Результат интеллектуальной деятельности: Способ получения коллагенового геля для использования в медицине и косметологии

Изобретение относится к способам получения биополимерных матриц на основе коллагена, используемых в регенеративной медицине при создании эквивалентов кожи. Также изобретение может использоваться в косметической промышленности.

Коллаген - один из наиболее распространенных природных материалов, на основе которых получают скаффолды [1].

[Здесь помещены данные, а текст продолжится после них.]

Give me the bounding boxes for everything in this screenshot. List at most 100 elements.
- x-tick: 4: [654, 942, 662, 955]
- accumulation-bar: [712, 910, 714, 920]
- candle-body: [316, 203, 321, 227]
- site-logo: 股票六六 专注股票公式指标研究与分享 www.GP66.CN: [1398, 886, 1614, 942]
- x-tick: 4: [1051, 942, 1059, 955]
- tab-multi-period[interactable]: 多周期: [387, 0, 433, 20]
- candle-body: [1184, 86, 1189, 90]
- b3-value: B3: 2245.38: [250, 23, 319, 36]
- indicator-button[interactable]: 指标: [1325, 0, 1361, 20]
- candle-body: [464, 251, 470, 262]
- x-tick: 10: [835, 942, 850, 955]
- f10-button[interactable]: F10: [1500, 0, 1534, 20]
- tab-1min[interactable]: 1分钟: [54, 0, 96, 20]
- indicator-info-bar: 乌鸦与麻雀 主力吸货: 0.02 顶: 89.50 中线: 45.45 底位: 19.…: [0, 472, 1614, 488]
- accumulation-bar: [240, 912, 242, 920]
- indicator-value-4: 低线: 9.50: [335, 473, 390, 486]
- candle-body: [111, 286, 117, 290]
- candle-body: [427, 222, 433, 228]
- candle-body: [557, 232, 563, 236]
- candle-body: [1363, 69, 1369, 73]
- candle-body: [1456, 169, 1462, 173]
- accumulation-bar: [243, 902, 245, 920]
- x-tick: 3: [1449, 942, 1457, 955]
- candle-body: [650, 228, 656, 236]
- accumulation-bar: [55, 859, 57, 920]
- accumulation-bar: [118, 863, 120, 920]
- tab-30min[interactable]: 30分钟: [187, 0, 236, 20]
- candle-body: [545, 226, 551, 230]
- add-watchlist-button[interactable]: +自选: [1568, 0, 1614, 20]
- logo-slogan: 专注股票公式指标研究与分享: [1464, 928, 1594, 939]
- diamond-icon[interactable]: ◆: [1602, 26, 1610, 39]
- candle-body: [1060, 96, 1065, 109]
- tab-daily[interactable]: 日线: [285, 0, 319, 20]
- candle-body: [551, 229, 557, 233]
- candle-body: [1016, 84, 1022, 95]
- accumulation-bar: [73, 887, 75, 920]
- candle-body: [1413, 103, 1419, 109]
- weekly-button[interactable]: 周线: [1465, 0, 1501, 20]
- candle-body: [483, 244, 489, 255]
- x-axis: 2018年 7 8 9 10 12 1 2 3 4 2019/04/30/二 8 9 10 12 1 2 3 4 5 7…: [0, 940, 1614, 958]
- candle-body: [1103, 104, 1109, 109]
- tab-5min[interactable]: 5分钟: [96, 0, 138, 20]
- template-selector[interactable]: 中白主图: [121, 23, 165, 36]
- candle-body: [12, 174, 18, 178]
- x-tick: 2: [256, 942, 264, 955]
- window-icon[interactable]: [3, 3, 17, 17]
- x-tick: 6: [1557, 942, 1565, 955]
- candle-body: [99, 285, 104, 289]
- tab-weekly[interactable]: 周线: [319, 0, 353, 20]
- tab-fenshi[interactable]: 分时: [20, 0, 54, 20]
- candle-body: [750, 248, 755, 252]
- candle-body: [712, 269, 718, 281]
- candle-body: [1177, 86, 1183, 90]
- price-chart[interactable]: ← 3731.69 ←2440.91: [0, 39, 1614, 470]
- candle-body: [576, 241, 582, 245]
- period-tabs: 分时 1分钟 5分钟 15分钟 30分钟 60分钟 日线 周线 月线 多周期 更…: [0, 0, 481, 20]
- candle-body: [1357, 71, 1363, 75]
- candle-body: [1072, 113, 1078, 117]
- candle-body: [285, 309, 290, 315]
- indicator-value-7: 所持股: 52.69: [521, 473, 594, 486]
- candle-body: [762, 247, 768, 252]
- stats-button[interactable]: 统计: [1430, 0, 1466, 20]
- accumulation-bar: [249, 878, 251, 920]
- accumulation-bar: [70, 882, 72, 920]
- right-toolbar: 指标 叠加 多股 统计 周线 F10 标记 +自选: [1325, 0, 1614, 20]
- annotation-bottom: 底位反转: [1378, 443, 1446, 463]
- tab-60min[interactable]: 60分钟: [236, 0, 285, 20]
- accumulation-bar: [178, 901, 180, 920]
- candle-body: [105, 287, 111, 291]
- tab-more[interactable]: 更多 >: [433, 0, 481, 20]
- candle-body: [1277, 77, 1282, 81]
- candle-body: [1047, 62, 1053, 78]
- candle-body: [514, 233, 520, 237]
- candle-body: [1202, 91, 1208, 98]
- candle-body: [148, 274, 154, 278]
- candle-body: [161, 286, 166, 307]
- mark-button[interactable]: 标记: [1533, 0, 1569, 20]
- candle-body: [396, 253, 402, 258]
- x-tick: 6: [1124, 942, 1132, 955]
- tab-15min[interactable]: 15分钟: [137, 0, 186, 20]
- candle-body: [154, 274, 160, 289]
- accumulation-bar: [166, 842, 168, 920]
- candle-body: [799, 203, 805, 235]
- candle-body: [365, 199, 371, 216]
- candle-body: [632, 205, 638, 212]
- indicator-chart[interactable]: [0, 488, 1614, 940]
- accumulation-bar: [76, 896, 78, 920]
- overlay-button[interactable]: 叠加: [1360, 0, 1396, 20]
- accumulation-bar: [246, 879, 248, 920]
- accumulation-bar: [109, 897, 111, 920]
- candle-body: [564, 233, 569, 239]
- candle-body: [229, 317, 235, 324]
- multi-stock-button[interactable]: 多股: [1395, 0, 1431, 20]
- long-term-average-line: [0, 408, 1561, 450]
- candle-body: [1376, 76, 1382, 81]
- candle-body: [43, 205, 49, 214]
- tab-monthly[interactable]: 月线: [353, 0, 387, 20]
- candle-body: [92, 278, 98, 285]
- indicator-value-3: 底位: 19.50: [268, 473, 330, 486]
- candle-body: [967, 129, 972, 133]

Разработка скаффолдов и эквивалентов кожи на их основе связано, прежде всего, с необходимостью повышения эффективности лечения ожогов, хронических ран, а также реэпителизации больших площадей поврежденного кожного покрова при хирургических операциях [2]. Наиболее распространенным методом создания модели кожи invitro является использование гидрогелей, служащих каркасом для дермальных фибробластов, которые затем культивируются совместно с кератиноцитами на поверхности. Коллаген I типа часто служит в качестве гидрогелевого материала, а клетки дермальных фибробластов обычно распределяются внутри коллагенового геля для имитации дермального слоя [3, 4].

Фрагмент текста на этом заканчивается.